A Short Guide to Becoming a Lawyer in Canada
Step 1: High School
Many law schools require applicants to have a university bachelor’s degree. If you are interested in pursuing a legal career, start preparing early. Good grades are needed to gain admission to university.
Courses in English will help develop your writing skills and prepare you for university essay writing.
Step 2: University PT. 1
Study What you Enjoy
Most Canadian law schools accept a Bachelors of Arts (BA) or Bachelor of Science (BS) in any subject area. Therefore, most admissions counsellors recommend that undergraduate students major in a field which interests them. You are more likely to do well in courses on subject areas you enjoy.
If you are still unsure on what courses you should take, you can speak with the registrars or career counsellors at your university.
Courses which focus on writing, reading comprehension, and critical thinking are excellent preparation for those interested in attending law school or a legal career.
Step 3: University PT. 2
Get the Grades
Many factors are taken into consideration during the law school admission process; however, a high undergraduate GPA may make you a more competitive applicant; during your undergrad, try to get the best grades as possible.
Developing strong study habits in your undergraduate academic career will help you prepare for a rigiours course load in law school.
Pursue your interests in and outside the classroom. Joining a campus organization is an excellent way for you to develop your leadership, communications, time management, and organizational skills while also meeting new people.
Joining a campus prelaw organization, inviting law students or lawyers for informational interviews, job shadowing, and attending information days at law schools are just some activities that can help you learn more about law school and the legal profession.
Talk to your Professors
Some law schools may require academic letters of references/ letters of recommendations in your application. Begin to develop an academic relationship with your professors early; a professor who knows your academic abilities well can write a strong letter.
Step 4: LSAT
Many Canadian law schools require applicants to submit their Law School Admission Test (LSAT) scores. The LSAT is a standardized test administered by the Law School Admission Council (LSAC).
The test contains 4 sections–Reading Comprehension, Analytical Reasoning, Logical Reasoning, and Essay.
The LSAT is administered 4 times a year (February, June, October, and December).
Prepare for the LSAT!
We highly recommend that you prepare for the LSAT before taking the test.
There are many courses, books, and online resources that can help you prepare for the test.
Some university prelaw societies and LSAT course prep companies offer practice LSAT tests throughout the year. Sample tests from previous years can be found on the LSAC website.
Step 5: Applying to Law School
Research the Schools
Location, law interests, attendance costs, financial aid packages, dual programs/combined programs offered, and placements/internship/study abroad opportunities are some factors you will want to consider when researching law schools. Visit the admissions website, speak with an admissions representative, or attend an admissions event for more information.
In Canada there are two legal traditions, common law and civil law. Most french language law schools offer civil law programs/degrees (which is popular in predominately French-speaking provinces such as Quebec); most english language law schools offer common law programs/degrees (which is popular in predominately English-speaking provinces like Ontario). The admissions website will indicate which program type is offered. Some law schools, such as the University of Ottawa, may offer both.

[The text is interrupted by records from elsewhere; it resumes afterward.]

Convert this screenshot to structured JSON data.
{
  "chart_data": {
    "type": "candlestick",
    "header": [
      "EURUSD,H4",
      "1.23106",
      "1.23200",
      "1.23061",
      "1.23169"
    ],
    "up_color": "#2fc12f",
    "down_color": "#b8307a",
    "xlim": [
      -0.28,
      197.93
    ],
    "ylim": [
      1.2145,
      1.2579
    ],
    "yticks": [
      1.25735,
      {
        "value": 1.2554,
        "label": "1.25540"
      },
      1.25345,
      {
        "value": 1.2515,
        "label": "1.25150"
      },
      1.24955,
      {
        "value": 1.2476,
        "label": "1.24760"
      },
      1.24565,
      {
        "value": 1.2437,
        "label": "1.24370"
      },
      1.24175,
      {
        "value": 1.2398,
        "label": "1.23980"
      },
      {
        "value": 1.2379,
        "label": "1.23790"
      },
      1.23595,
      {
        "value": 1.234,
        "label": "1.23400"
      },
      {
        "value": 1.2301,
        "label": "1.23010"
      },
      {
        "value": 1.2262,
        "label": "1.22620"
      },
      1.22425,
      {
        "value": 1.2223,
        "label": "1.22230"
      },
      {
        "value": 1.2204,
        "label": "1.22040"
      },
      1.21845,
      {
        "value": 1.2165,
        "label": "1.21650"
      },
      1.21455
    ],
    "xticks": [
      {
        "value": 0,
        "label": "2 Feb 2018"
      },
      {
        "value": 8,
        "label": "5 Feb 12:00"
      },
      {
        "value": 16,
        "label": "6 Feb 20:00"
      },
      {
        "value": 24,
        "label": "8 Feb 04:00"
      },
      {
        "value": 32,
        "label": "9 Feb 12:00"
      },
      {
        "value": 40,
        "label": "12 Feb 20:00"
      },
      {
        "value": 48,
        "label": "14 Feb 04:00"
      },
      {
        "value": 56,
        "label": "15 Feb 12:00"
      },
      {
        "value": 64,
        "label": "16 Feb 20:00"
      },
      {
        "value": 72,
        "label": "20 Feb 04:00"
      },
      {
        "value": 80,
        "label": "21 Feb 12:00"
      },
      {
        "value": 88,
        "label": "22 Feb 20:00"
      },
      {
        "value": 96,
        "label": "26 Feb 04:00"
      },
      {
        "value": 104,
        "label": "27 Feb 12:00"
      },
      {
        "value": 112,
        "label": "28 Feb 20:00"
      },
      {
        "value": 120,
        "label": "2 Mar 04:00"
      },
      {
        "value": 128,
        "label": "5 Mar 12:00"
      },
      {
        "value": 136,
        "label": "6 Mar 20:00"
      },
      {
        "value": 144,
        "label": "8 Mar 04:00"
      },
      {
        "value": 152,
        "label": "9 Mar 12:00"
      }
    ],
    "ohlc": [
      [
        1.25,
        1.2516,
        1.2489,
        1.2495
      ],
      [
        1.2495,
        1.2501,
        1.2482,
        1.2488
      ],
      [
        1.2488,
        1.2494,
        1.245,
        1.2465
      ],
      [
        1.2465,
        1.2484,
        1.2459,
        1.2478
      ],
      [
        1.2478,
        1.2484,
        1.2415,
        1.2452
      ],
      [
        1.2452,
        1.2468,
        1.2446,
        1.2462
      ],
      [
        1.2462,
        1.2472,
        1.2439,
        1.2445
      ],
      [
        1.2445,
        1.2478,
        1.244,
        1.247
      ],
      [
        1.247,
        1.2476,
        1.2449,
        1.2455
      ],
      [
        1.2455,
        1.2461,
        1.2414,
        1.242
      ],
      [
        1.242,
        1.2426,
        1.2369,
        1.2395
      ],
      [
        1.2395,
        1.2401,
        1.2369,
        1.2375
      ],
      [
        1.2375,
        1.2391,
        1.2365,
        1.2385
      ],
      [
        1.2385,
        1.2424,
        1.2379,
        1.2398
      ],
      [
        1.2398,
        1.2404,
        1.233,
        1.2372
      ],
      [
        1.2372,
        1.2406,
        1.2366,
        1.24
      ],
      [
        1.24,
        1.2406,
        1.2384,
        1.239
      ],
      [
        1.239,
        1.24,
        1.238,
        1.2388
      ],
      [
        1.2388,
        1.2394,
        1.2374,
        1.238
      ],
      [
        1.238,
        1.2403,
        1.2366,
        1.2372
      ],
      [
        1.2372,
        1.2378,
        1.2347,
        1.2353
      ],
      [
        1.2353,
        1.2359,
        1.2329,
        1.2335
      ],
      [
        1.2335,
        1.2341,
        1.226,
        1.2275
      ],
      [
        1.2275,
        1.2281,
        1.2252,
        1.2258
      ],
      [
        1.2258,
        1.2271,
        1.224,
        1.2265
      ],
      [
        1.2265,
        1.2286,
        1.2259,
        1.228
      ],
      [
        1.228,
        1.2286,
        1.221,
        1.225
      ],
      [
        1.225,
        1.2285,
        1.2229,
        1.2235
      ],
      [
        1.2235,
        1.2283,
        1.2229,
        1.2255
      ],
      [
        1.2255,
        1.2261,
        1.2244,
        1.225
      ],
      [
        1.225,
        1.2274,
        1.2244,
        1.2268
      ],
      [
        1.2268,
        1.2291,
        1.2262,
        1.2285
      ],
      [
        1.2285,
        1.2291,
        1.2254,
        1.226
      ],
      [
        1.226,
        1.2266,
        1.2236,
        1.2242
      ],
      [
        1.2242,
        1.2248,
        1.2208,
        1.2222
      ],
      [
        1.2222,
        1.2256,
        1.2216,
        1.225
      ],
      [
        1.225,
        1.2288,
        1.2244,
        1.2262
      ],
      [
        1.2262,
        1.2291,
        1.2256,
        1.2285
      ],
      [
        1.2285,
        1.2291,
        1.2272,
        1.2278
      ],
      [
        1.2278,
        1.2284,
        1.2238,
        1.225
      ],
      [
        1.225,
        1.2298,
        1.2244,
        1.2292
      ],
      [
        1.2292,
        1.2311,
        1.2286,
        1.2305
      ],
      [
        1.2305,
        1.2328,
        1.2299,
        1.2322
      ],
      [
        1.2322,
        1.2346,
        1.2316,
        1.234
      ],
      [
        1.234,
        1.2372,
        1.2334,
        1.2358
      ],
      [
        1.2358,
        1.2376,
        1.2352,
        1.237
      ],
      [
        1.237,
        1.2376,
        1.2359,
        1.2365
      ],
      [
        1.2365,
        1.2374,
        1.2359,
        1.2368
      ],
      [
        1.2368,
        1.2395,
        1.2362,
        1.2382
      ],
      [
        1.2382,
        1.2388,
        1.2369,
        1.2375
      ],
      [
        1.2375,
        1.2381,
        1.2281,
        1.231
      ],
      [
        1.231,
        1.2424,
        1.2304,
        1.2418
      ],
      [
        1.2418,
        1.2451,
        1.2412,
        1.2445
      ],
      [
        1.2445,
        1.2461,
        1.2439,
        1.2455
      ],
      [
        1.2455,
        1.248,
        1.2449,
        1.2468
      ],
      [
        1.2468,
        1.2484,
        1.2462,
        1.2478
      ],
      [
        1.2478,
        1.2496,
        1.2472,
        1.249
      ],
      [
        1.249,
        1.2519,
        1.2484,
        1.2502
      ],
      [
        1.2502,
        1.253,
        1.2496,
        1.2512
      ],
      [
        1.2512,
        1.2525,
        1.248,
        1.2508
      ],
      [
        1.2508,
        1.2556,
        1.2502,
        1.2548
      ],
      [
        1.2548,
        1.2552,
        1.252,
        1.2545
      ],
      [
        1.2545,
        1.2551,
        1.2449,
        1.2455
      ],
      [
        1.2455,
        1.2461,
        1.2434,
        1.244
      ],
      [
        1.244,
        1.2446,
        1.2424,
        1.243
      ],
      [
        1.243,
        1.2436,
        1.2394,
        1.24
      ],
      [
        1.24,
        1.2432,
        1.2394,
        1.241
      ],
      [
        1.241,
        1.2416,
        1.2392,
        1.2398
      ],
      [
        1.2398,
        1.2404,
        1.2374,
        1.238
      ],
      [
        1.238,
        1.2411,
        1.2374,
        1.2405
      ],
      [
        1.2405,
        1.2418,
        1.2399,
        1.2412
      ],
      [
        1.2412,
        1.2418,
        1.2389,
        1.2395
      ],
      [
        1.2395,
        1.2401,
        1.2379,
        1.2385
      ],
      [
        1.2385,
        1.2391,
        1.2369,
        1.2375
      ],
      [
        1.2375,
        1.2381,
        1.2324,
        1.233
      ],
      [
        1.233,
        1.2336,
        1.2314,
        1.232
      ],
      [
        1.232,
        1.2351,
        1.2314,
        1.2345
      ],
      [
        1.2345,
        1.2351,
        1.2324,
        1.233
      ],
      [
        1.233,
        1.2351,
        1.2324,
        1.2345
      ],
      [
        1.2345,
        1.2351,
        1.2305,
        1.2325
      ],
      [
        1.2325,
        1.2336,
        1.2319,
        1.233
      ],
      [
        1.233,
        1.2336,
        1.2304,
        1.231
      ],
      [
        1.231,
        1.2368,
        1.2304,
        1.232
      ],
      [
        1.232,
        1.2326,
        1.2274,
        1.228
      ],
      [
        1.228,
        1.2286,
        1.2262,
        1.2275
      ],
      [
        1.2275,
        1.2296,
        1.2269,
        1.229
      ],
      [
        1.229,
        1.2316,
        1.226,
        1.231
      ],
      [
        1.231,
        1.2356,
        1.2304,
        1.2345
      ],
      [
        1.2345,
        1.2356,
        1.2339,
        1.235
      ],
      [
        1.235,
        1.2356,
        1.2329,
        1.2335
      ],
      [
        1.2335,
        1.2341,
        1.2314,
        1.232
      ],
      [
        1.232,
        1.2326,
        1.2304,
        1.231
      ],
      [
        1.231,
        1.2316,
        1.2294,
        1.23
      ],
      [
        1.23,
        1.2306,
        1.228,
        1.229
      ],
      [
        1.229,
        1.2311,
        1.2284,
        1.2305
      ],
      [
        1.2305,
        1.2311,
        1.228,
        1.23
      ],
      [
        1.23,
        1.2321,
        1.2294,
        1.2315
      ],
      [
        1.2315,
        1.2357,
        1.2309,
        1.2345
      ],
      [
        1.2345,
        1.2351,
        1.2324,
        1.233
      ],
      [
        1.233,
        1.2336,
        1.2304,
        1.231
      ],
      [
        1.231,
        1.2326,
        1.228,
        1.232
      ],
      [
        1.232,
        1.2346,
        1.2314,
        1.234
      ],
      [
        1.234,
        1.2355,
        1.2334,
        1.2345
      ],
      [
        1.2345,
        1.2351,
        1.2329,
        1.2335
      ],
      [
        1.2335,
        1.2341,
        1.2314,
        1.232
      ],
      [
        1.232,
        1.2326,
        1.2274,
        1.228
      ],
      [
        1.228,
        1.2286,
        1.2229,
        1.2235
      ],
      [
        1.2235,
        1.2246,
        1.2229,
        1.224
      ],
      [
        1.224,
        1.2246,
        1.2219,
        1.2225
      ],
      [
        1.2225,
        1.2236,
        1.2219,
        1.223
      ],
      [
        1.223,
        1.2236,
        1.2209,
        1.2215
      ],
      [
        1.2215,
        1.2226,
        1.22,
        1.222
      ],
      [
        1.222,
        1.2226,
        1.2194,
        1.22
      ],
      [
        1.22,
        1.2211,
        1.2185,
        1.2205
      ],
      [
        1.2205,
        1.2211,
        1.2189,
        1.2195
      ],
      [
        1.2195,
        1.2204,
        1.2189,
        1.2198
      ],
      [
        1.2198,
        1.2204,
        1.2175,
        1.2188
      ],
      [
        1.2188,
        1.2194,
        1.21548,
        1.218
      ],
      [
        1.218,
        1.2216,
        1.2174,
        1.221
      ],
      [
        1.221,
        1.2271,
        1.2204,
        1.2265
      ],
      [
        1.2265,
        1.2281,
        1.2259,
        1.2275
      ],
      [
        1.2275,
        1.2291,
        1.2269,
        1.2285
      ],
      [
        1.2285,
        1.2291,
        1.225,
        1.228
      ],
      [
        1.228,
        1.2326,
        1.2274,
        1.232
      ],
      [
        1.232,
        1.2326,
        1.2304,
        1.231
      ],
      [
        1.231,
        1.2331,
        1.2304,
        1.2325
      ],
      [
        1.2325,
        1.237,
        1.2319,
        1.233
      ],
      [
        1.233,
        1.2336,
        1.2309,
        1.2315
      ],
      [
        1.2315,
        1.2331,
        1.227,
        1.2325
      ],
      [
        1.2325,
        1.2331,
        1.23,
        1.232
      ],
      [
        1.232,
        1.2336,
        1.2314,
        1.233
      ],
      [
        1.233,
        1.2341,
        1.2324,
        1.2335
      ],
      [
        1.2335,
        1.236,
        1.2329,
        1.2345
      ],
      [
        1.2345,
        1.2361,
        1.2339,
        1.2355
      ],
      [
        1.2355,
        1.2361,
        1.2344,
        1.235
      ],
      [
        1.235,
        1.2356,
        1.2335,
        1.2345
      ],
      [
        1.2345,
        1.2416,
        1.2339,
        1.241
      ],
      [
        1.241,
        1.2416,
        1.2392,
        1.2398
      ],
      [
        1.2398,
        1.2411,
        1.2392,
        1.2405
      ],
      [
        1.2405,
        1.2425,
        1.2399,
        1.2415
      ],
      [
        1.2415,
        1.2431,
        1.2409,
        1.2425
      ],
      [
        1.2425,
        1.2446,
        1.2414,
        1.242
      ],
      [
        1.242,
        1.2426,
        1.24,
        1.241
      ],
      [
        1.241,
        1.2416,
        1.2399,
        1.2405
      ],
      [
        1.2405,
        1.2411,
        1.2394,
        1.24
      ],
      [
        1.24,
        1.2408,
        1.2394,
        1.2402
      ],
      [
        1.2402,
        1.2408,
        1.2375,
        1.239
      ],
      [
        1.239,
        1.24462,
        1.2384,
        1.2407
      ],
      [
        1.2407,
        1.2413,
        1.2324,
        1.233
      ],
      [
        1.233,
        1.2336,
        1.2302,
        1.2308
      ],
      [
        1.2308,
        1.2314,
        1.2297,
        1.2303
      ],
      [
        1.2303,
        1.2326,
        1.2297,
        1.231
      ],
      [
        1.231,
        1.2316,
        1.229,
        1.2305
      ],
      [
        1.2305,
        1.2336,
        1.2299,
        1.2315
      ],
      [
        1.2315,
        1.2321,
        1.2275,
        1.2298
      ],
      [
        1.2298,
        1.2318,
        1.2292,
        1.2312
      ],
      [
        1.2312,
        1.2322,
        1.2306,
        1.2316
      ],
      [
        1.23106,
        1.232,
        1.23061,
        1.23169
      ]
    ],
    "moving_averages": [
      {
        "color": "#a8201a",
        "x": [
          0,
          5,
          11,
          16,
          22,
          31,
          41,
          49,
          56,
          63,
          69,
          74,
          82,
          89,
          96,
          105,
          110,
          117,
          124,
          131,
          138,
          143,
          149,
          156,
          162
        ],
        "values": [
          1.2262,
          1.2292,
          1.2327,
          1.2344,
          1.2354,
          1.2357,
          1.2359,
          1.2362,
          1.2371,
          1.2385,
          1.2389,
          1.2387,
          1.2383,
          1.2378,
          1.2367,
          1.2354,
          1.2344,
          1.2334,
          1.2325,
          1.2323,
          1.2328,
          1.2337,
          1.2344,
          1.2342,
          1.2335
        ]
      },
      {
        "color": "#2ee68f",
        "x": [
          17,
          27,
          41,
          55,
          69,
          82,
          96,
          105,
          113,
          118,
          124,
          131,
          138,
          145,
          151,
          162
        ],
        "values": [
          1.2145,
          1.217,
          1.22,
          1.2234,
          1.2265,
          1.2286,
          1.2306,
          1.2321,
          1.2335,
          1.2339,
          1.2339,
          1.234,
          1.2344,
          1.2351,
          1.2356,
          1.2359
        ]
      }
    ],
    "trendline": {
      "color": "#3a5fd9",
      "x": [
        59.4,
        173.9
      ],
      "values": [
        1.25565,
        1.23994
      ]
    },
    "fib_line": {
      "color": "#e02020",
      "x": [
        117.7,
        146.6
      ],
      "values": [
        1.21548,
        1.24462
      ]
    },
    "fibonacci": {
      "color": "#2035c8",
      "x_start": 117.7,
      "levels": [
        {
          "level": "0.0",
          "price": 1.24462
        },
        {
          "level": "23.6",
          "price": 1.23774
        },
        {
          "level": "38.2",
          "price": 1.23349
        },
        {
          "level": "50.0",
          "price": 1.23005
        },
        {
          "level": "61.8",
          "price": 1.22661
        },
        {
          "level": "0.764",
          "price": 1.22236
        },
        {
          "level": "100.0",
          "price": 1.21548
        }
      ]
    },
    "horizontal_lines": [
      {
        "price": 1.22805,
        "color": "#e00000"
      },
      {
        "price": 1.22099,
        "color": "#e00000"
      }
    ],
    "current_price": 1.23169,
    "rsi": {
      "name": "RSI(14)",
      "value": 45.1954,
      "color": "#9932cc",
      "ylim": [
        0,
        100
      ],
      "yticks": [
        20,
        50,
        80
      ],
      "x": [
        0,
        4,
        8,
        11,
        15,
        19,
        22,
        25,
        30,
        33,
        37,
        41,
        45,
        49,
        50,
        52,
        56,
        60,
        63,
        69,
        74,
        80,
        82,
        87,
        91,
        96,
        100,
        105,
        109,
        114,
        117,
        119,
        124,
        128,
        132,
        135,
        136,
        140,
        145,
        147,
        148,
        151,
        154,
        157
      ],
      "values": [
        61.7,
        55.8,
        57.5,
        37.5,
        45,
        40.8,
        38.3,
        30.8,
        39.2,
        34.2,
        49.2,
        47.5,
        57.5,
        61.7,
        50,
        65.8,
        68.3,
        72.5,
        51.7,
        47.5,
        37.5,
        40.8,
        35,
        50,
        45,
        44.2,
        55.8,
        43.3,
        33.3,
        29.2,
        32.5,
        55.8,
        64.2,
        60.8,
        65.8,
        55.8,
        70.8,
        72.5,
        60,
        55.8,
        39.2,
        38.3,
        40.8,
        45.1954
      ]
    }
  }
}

Read the Procedures Carefully
The application procedure for first year admissions is different for each law school. Carefully read the application deadlines, requirements, and procedures for each law school.
Also, remember that many Canadian law schools have different deadlines for financial aid/awards/scholarships, application submission, last LSAT written, or supporting documents.
Admissions, it’s a Holistic Approach
The admissions committee takes a variety of factors into consideration; therefore, a strong personal statement and letters of recommendation may mitigate a low LSAT score or GPA.
The admissions website may have information on how each element of the application is weighted.
Although the application fee can range from $80 – $290, some law schools have a fee waiver program. Visit the admissions website or speak to a representative for more information.
If you plan on applying to multiple law schools, you may want start saving early.
You can try again
If you do not gain admission to law school, many law schools will allow you to apply again for the next academic cycle.
Step 6: Attend Law School
Most law school programs are three years long. Try and get the best grades that you can. When you apply for law positions, many prospective employers will examine your course grades and GPA.
An Interactive Experience
Make the most out of your law school experience. In addition to completing rigours coursework and joining traditional extra-curricular activities, some law schools may offer students the opportunity to study abroad, participate in placements at legal clinics, pursue a dual/combined degree, or contribute to research projects. Please visit the law school’s website or speak with a representative for more information.
Step 7: Bar Admissions and Beyond
To become a lawyer in Canada, you will have to pass the Bar Admission course. The requirements to complete the Bar Admissions is different in each province. Please consult with your province’s law society to confirm the requirements.
In addition to passing the bar, to become a lawyer in Canada, you will have to participate in an articling program. An articleship usually involves a law student working under a licensed lawyer for a specific period of time. The requirements for articleships differs from province to province.